Depuis que la Cour pénale internationale a émis ses fameux mandats d’arrêt, le Boualem est débordé. Le bougre suit tous les débats qui agitent l’Empire sur cette question embêtante, et ils sont nombreux tbarkallah.

Deux nobles représentants du paradis fasciste étant visés par des mandats d’arrêt internationaux, les plus brillants penseurs de l’Empire se sont déployés sur les plateaux télé pour expliquer qu’il s’agissait d’une infamie

Réda Allali

Si jamais vous viviez dans une grotte et que vous aviez besoin d’une mise à jour, sachez qu’il s’est produit une sorte de coup de théâtre : deux des plus nobles représentants du paradis fasciste ont été visés par des mandats d’arrêt internationaux, un peu comme de vils dictateurs barbares. Bien entendu, les plus brillants penseurs télévisuels de l’Empire se sont alors déployés sur tous les plateaux télé pour expliquer qu’il s’agissait d’une infamie.

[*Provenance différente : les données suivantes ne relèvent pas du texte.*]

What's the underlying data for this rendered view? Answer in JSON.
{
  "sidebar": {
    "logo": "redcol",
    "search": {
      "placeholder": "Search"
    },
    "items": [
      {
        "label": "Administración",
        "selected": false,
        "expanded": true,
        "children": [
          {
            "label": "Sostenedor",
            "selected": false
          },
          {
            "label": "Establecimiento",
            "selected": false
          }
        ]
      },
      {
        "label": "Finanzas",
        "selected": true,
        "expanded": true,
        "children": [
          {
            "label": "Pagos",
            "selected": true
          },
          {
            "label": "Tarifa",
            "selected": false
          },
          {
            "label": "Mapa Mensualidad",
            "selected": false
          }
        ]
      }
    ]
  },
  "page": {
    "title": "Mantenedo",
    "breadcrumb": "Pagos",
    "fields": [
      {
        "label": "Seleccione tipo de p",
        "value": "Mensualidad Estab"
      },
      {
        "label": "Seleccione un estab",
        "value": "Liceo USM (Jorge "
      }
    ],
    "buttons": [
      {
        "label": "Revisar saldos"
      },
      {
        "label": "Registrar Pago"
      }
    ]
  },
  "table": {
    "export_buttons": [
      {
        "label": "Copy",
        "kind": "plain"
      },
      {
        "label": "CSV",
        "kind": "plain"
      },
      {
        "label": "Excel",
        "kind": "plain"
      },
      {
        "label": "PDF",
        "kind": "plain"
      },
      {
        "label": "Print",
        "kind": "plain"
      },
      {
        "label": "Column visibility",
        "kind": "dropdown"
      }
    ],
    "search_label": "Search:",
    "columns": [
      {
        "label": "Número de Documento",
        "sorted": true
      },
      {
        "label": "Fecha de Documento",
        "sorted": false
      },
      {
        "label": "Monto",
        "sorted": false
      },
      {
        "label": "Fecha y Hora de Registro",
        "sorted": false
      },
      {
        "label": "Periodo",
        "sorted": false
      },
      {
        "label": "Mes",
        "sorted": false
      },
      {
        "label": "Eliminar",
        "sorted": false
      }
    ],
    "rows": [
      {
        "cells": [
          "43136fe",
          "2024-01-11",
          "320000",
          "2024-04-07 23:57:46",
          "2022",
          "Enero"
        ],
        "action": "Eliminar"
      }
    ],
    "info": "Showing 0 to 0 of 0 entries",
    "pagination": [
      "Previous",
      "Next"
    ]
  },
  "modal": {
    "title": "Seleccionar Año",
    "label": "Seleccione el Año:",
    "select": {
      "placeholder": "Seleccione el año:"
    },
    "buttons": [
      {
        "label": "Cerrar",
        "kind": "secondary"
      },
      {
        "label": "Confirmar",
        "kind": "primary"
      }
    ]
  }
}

Le Boualem a donc noté les arguments qu’ils avancent pour justifier cette position audacieuse. Passons rapidement sur les inepties du genre “le tribunal est gangréné par l’antisémitisme ou l’islamisme”, ça ne vaut pas la peine de s’attarder sur ce type de bêtises. Passons aussi sur les arguments qui relèvent de la comparesthésie la plus stérile (rappelons qu’il s’agit là d’une attitude consistant à justifier une horreur dans une zone alpha en allant chercher un problème comparable, voire pire, dans une zone béta).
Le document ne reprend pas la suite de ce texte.